L’Iran et la Turquie, deux puissances islamiques rivales de l’Arabie saoudite et de l’Egypte, ont aussitôt profité de cet éloignement entre le Qatar et ses adversaires arabes, tout comme la Russie qui a su capitaliser à son tour sur la fragilisation du CCG et du dispositif de sécurité régionale dans le Golfe. Les rivalités entre le Qatar et ses voisins se sont très vite régionalisées avant de se globaliser, poussant parfois les partenaires extérieurs les plus isolés, ou les plus engagés, à choisir leur camp. Certains de ces partenaires y voyaient une opportunité pour promouvoir leurs propres intérêts, géopolitiques ou simplement mercantiles. D’autres, comme la France, ont su rester au-dessus de la mêlée, évitant de prendre parti dans ce conflit opposant leurs propres partenaires de référence dans le monde arabe.

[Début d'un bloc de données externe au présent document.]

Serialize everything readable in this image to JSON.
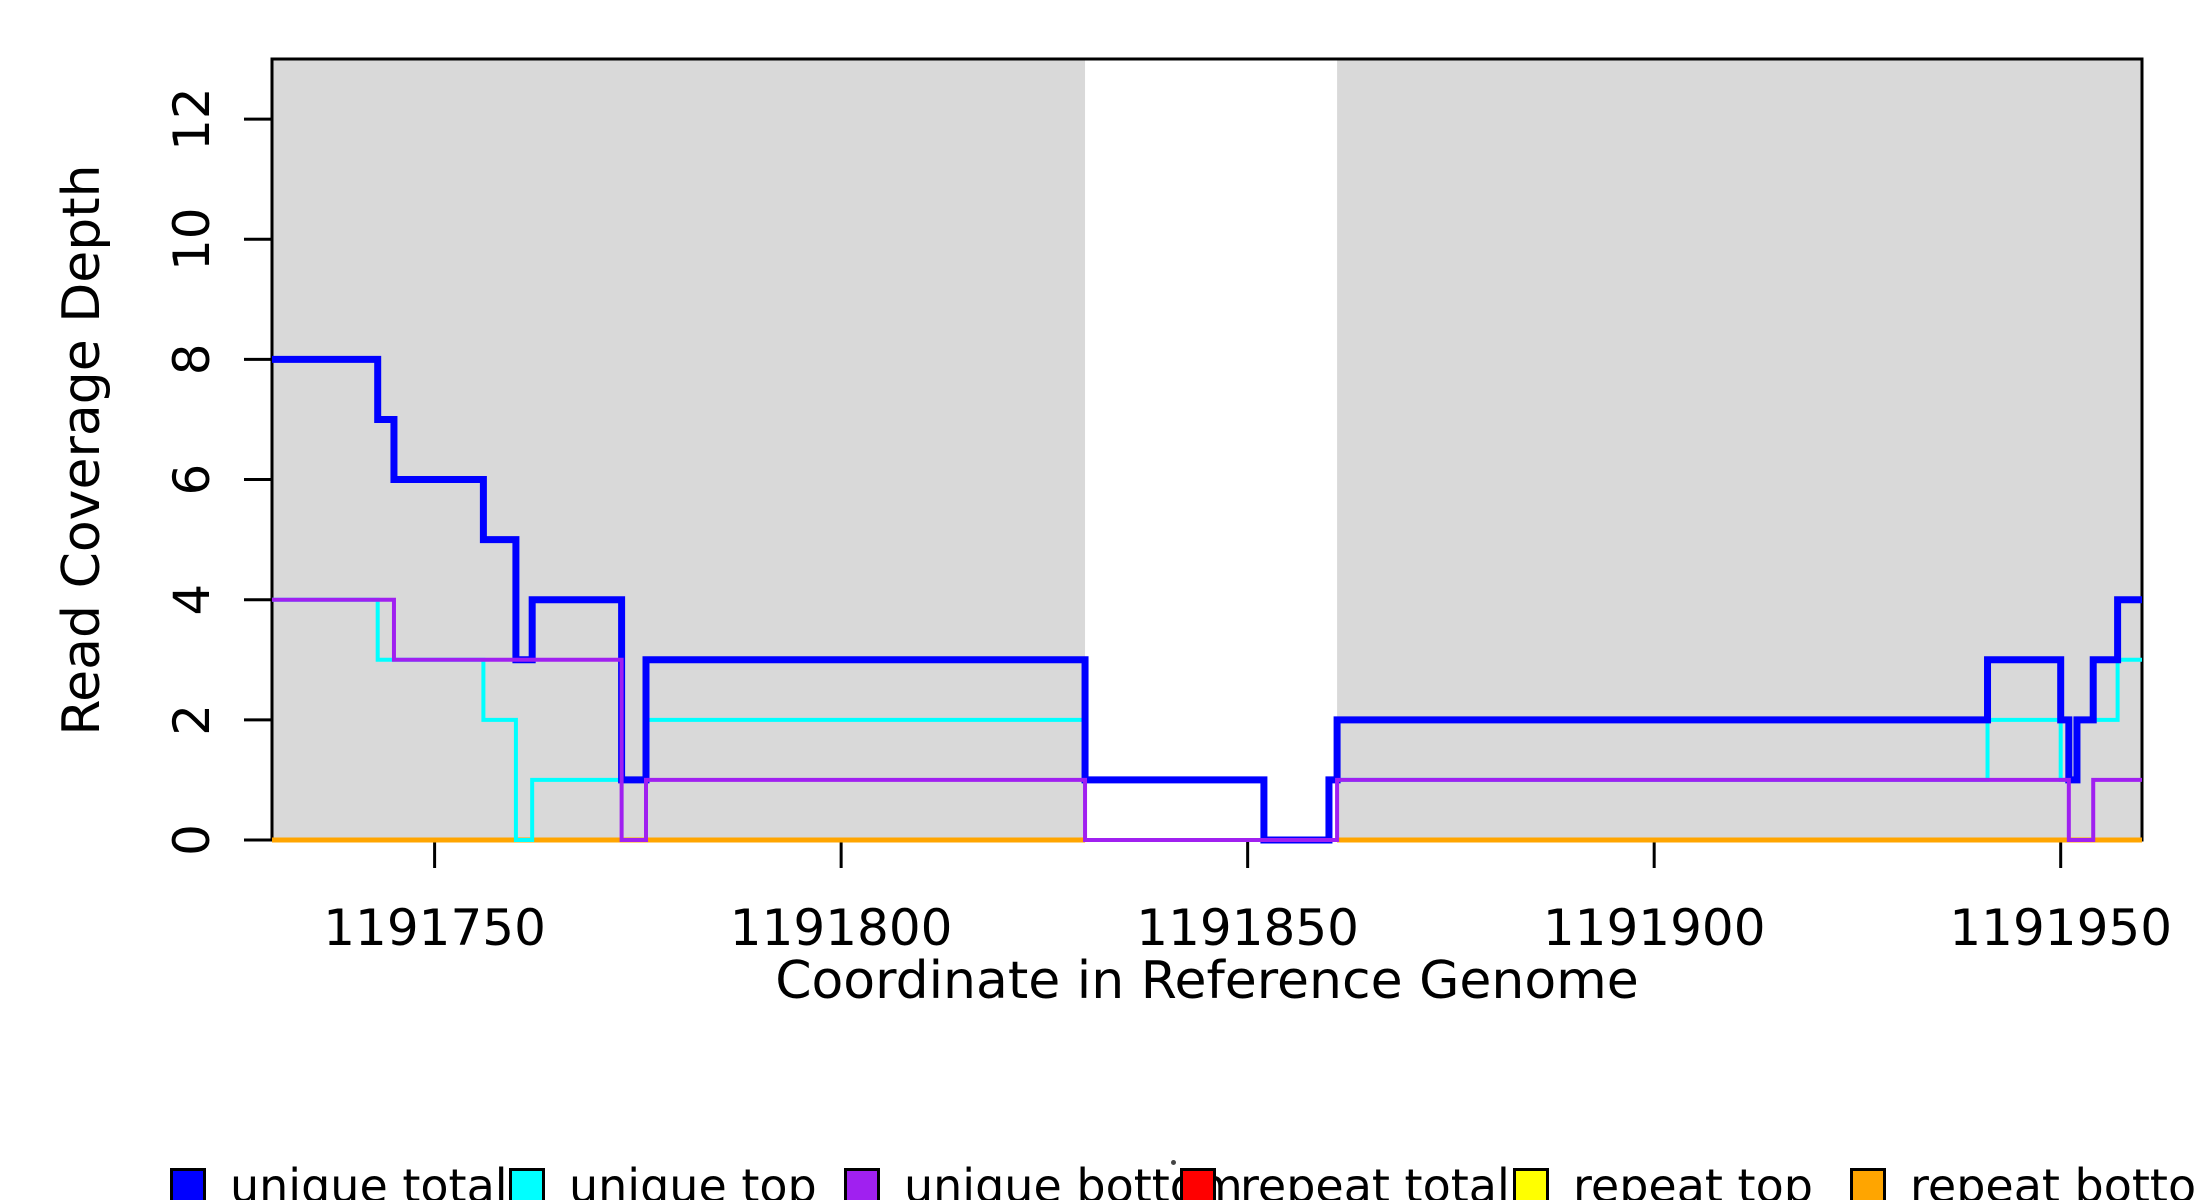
{
  "titles": {
    "y_axis": "Read Coverage Depth",
    "x_axis": "Coordinate in Reference Genome"
  },
  "legend": {
    "items": [
      {
        "label": "unique total",
        "color": "#0000FF"
      },
      {
        "label": "unique top",
        "color": "#00FFFF"
      },
      {
        "label": "unique bottom",
        "color": "#A020F0"
      },
      {
        "label": "repeat total",
        "color": "#FF0000"
      },
      {
        "label": "repeat top",
        "color": "#FFFF00"
      },
      {
        "label": "repeat bottom",
        "color": "#FFA500"
      }
    ],
    "stray_dot_color": "#444444"
  },
  "chart_data": {
    "type": "line",
    "subtype": "step-coverage",
    "title": "",
    "xlabel": "Coordinate in Reference Genome",
    "ylabel": "Read Coverage Depth",
    "x_axis": {
      "lim": [
        1191730,
        1191960
      ],
      "ticks": [
        1191750,
        1191800,
        1191850,
        1191900,
        1191950
      ]
    },
    "y_axis": {
      "lim": [
        0,
        13
      ],
      "ticks": [
        0,
        2,
        4,
        6,
        8,
        10,
        12
      ]
    },
    "grid": false,
    "legend_position": "bottom",
    "shaded_regions": [
      {
        "x0": 1191730,
        "x1": 1191830,
        "color": "#D9D9D9"
      },
      {
        "x0": 1191861,
        "x1": 1191960,
        "color": "#D9D9D9"
      }
    ],
    "series": [
      {
        "name": "repeat total",
        "color": "#FF0000",
        "width": 5,
        "segments": [
          {
            "x0": 1191730,
            "x1": 1191830,
            "y": 0
          },
          {
            "x0": 1191861,
            "x1": 1191960,
            "y": 0
          }
        ]
      },
      {
        "name": "repeat top",
        "color": "#FFFF00",
        "width": 5,
        "segments": [
          {
            "x0": 1191730,
            "x1": 1191830,
            "y": 0
          },
          {
            "x0": 1191861,
            "x1": 1191960,
            "y": 0
          }
        ]
      },
      {
        "name": "repeat bottom",
        "color": "#FFA500",
        "width": 5,
        "segments": [
          {
            "x0": 1191730,
            "x1": 1191830,
            "y": 0
          },
          {
            "x0": 1191861,
            "x1": 1191960,
            "y": 0
          }
        ]
      },
      {
        "name": "unique top",
        "color": "#00FFFF",
        "width": 4,
        "steps": [
          [
            1191730,
            4
          ],
          [
            1191743,
            3
          ],
          [
            1191756,
            2
          ],
          [
            1191760,
            0
          ],
          [
            1191762,
            1
          ],
          [
            1191776,
            2
          ],
          [
            1191830,
            1
          ],
          [
            1191852,
            0
          ],
          [
            1191860,
            1
          ],
          [
            1191941,
            2
          ],
          [
            1191950,
            1
          ],
          [
            1191952,
            2
          ],
          [
            1191957,
            3
          ],
          [
            1191960,
            null
          ]
        ]
      },
      {
        "name": "unique total",
        "color": "#0000FF",
        "width": 7,
        "steps": [
          [
            1191730,
            8
          ],
          [
            1191743,
            7
          ],
          [
            1191745,
            6
          ],
          [
            1191756,
            5
          ],
          [
            1191760,
            3
          ],
          [
            1191762,
            4
          ],
          [
            1191773,
            1
          ],
          [
            1191776,
            3
          ],
          [
            1191830,
            1
          ],
          [
            1191852,
            0
          ],
          [
            1191860,
            1
          ],
          [
            1191861,
            2
          ],
          [
            1191941,
            3
          ],
          [
            1191950,
            2
          ],
          [
            1191951,
            1
          ],
          [
            1191952,
            2
          ],
          [
            1191954,
            3
          ],
          [
            1191957,
            4
          ],
          [
            1191960,
            null
          ]
        ]
      },
      {
        "name": "unique bottom",
        "color": "#A020F0",
        "width": 4,
        "steps": [
          [
            1191730,
            4
          ],
          [
            1191745,
            3
          ],
          [
            1191773,
            0
          ],
          [
            1191776,
            1
          ],
          [
            1191830,
            0
          ],
          [
            1191861,
            1
          ],
          [
            1191951,
            0
          ],
          [
            1191954,
            1
          ],
          [
            1191960,
            null
          ]
        ]
      }
    ]
  }
}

La France ne pouvait rester indifférente face à ce conflit, mais elle ne pouvait non plus y intervenir directement sans risquer l’enlisement et sans mettre en péril ses relations avec l’un ou l’autre des belligérants. Elle a annoncé une médiation, qui n’en était pas une en réalité, et elle a confié à un diplomate accepté de tous, l’Ambassadeur Bertrand Besancenot, la mission de suivre le dossier sans vraiment chercher à y intervenir. Au plus fort des tensions entre le Qatar et le Quartet, la France a su rester à égale distance entre les deux camps, au risque parfois de décevoir certains de ses partenaires concernés qui pensaient, chacun de son côté, obtenir l’adhésion de la France à sa cause.
A l’instar des Etats-Unis, la France encourage les médiations régionales, celle menée par le Koweït et celle tentée par Oman, et les défend auprès des deux camps. Contrairement aux Etats-Unis, pour lesquels les enjeux ici sont nettement plus grands (le projet de Middle East Strategic Alliance par exemple, ne peut tolérer de telles divisions au sein du camp pro-américain), elle n’a pas usé de pressions particulières pour amener les divers acteurs à se réconcilier. Faute de moyens, et faute de volonté politique. En agissant ainsi, la France a su rester concentrée sur l’essentiel. Elle a ainsi évité des prises de risques qui s’avèrent aujourd’hui inutiles, et pu de ce fait sauver ses relations avec l’ensemble des parties de ce conflit. Cela consolide forcément sa posture régionale, alors qu’elle prétend à un rôle sécuritaire et diplomatique qui nécessite la plus large adhésion de ses partenaires arabes.